What defines enough for you?
My ‘enough’ is not what it once was — probably a package of lower expectations than many of my contemporaries in North America or Europe — because the developed world is driven by a ‘things’ economy, with values and valuables intertwined perversely, and I would submit an ‘unhealthy’ way …
The rest of the world, the third world, this heavily populated world, the horribly poor and disadvantaged third world, would find my ‘enough’ to be unfathomable excess.
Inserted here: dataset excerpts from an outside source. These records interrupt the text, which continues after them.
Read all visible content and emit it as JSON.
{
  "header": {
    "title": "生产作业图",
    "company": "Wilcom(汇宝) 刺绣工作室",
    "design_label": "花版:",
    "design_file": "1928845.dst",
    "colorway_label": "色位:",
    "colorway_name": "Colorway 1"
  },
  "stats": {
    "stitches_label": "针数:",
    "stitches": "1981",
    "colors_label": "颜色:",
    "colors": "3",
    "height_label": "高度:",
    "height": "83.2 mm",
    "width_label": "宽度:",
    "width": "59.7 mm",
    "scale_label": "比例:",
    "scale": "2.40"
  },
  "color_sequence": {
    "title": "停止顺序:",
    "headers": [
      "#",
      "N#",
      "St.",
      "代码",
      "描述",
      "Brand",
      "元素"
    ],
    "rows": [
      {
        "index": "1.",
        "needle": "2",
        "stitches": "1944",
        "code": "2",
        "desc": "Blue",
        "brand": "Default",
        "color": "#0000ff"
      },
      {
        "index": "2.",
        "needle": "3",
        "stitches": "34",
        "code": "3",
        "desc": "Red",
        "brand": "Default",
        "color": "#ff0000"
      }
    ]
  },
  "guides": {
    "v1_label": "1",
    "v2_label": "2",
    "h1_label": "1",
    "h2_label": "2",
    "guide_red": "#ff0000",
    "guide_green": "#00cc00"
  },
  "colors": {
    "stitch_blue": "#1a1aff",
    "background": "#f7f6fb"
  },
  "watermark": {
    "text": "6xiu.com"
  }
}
What brought this into sharp relief for me the other day was a conversation with a clerk in a convenience store — a place I pop into often on my Sunday morning walking route. I’ve always seen this very polite and efficient convenience store/gas bar guy as ‘what we want from that kind of person’ — courtesy, proficiency, hustle when busy with a lineup, friendly/cheerful, and unflappable with disagreeable people. I was the only customer in the store and not in a hurry, so I chatted with him for a while. I expected he was a part-time student, working his way through school. He had dropped out of school, was now past 30, unmarried/no children, has a job, a car, and zero debt. He’s very proud of being debt free, and I applauded him for that.
What is enough for him?
I would like to hope an appetite for a better life, a better job, a better education — and all the lovely things those unlock would be on his mind. Curiously though, they don’t seem to be. I didn’t have to journey around the world to see that, for many people, ‘less is enough.’ I found it within two blocks of my home. I’ll expect I’ll chat with him again because I see him nearly every Sunday. I don’t know if I can be of any help to him in life, but so far, he’s given me a lot more than a receipt for my purchase and my change.
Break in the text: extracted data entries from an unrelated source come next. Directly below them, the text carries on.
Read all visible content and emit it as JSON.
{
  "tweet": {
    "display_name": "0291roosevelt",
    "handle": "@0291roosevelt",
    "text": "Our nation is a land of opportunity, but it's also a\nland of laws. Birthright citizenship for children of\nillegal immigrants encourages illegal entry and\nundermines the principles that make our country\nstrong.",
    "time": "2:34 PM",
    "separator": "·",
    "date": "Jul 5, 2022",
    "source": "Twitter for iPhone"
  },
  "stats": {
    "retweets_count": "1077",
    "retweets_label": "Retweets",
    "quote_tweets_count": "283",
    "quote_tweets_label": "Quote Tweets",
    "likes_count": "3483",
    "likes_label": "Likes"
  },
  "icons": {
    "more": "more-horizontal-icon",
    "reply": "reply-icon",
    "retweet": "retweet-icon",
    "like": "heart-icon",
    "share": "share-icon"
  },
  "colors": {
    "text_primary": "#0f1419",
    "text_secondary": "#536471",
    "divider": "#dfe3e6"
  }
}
This begs the question, how many nameless people in our routine lives do we never stop to chat with, get to know them, and appreciate their lives?
We get so wrapped up and busy with our own that we miss so many of those opportunities. We probably miss them with our neighbours, colleagues, and staff — because everything is focused on our lives and needs — which never seems enough.
Yet it is, almost always, more than we need.